Toronto signed Tiano in February. While the CFL season begins Aug. 7 for the Argonauts, who have former NFL receivers Martavis Bryant and Kendall Wright on their roster, Tiano's new coaching business will not take any breaks.

Former local high school standouts and UTC football players Darrell Bridges, Mike Davis and Kota Nix are also on staff for 423 Performance, which offers training on Tuesdays and Saturdays. One-on-one coaching sessions can also be booked.

"We have a great coaching staff in place," Tiano said. "We are also pulling some of these local pros to come out and talk and work with kids. The goal is to become a one-stop shop for athletes in Chattanooga.

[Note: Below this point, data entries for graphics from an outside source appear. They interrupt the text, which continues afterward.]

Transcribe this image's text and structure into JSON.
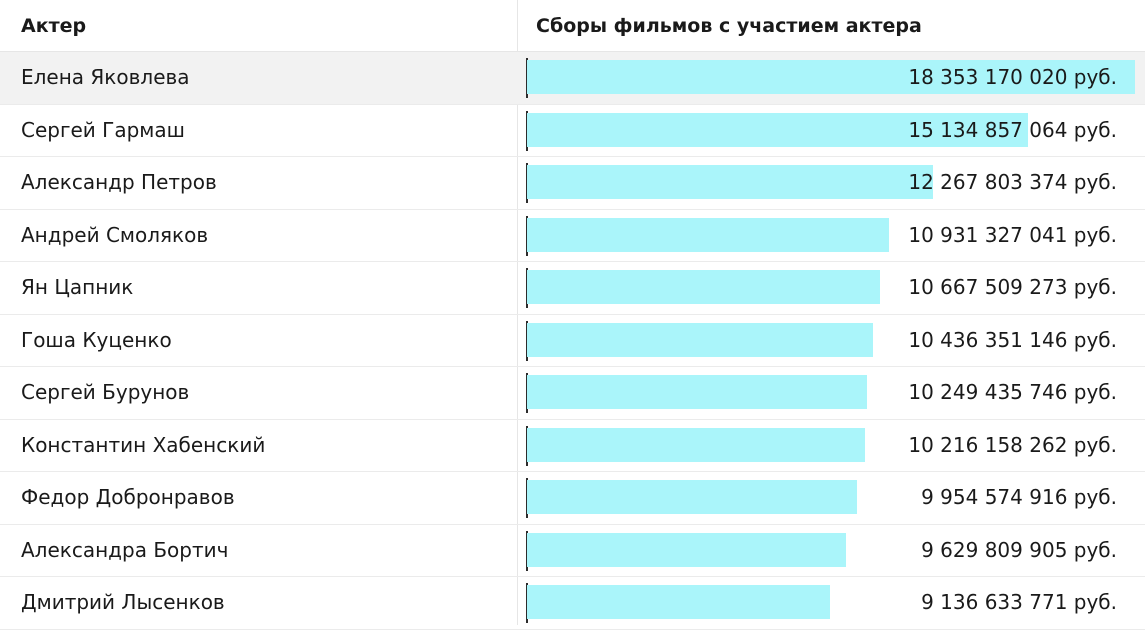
{
  "table": {
    "columns": [
      "Актер",
      "Сборы фильмов с участием актера"
    ],
    "highlighted_row": 0,
    "bar_color": "#aaf5fa",
    "bar_max": 18353170020,
    "rows": [
      {
        "name": "Елена Яковлева",
        "value": 18353170020,
        "label": "18 353 170 020 руб."
      },
      {
        "name": "Сергей Гармаш",
        "value": 15134857064,
        "label": "15 134 857 064 руб."
      },
      {
        "name": "Александр Петров",
        "value": 12267803374,
        "label": "12 267 803 374 руб."
      },
      {
        "name": "Андрей Смоляков",
        "value": 10931327041,
        "label": "10 931 327 041 руб."
      },
      {
        "name": "Ян Цапник",
        "value": 10667509273,
        "label": "10 667 509 273 руб."
      },
      {
        "name": "Гоша Куценко",
        "value": 10436351146,
        "label": "10 436 351 146 руб."
      },
      {
        "name": "Сергей Бурунов",
        "value": 10249435746,
        "label": "10 249 435 746 руб."
      },
      {
        "name": "Константин Хабенский",
        "value": 10216158262,
        "label": "10 216 158 262 руб."
      },
      {
        "name": "Федор Добронравов",
        "value": 9954574916,
        "label": "9 954 574 916 руб."
      },
      {
        "name": "Александра Бортич",
        "value": 9629809905,
        "label": "9 629 809 905 руб."
      },
      {
        "name": "Дмитрий Лысенков",
        "value": 9136633771,
        "label": "9 136 633 771 руб."
      }
    ]
  }
}
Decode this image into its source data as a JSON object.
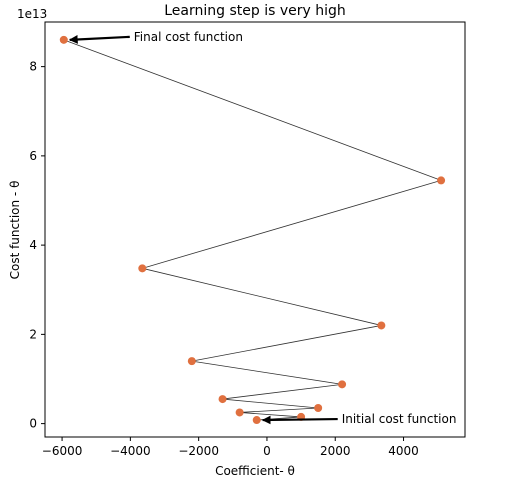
{
  "chart_data": {
    "type": "scatter",
    "title": "Learning step is very high",
    "xlabel": "Coefficient- θ",
    "ylabel": "Cost function - θ",
    "y_offset_label": "1e13",
    "xlim": [
      -6500,
      5800
    ],
    "ylim": [
      -0.3,
      9.0
    ],
    "y_scale_factor": 10000000000000.0,
    "x_ticks": [
      -6000,
      -4000,
      -2000,
      0,
      2000,
      4000
    ],
    "x_tick_labels": [
      "−6000",
      "−4000",
      "−2000",
      "0",
      "2000",
      "4000"
    ],
    "y_ticks": [
      0,
      2,
      4,
      6,
      8
    ],
    "y_tick_labels": [
      "0",
      "2",
      "4",
      "6",
      "8"
    ],
    "grid": false,
    "points": [
      {
        "x": -300,
        "y": 0.08
      },
      {
        "x": 1000,
        "y": 0.15
      },
      {
        "x": -800,
        "y": 0.25
      },
      {
        "x": 1500,
        "y": 0.35
      },
      {
        "x": -1300,
        "y": 0.55
      },
      {
        "x": 2200,
        "y": 0.88
      },
      {
        "x": -2200,
        "y": 1.4
      },
      {
        "x": 3350,
        "y": 2.2
      },
      {
        "x": -3650,
        "y": 3.48
      },
      {
        "x": 5100,
        "y": 5.45
      },
      {
        "x": -5950,
        "y": 8.6
      }
    ],
    "marker_color": "#e0703f",
    "line_color": "#333333",
    "annotations": [
      {
        "text": "Final cost function",
        "point_index": 10
      },
      {
        "text": "Initial cost function",
        "point_index": 0
      }
    ]
  }
}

We are starting with football now, but as we expand I would love to get into other sports.

"Life is about making relationships, and we feel like this is a great way to make an impact on the lives of young athletes in Chattanooga and help them achieve their ultimate goals, whether that's winning a starting job in high school or playing in college or the pros."

Tiano reflected on his time at Mississippi State with Prescott when talking about how young quarterbacks can learn from the game's stars.

"Playing under Dak was great for me because I got to learn so much from him," Tiano said. "He is someone I look up to, and he was a great mentor to me. All the pro quarterbacks do something great, whether it's a great arm or their mobility or being able to play the game from the shoulders up like Peyton Manning, who knew where to go with the ball before the snap.

"Pick those attributes and combine them all. Take the good and learn from the bad from every single one of them."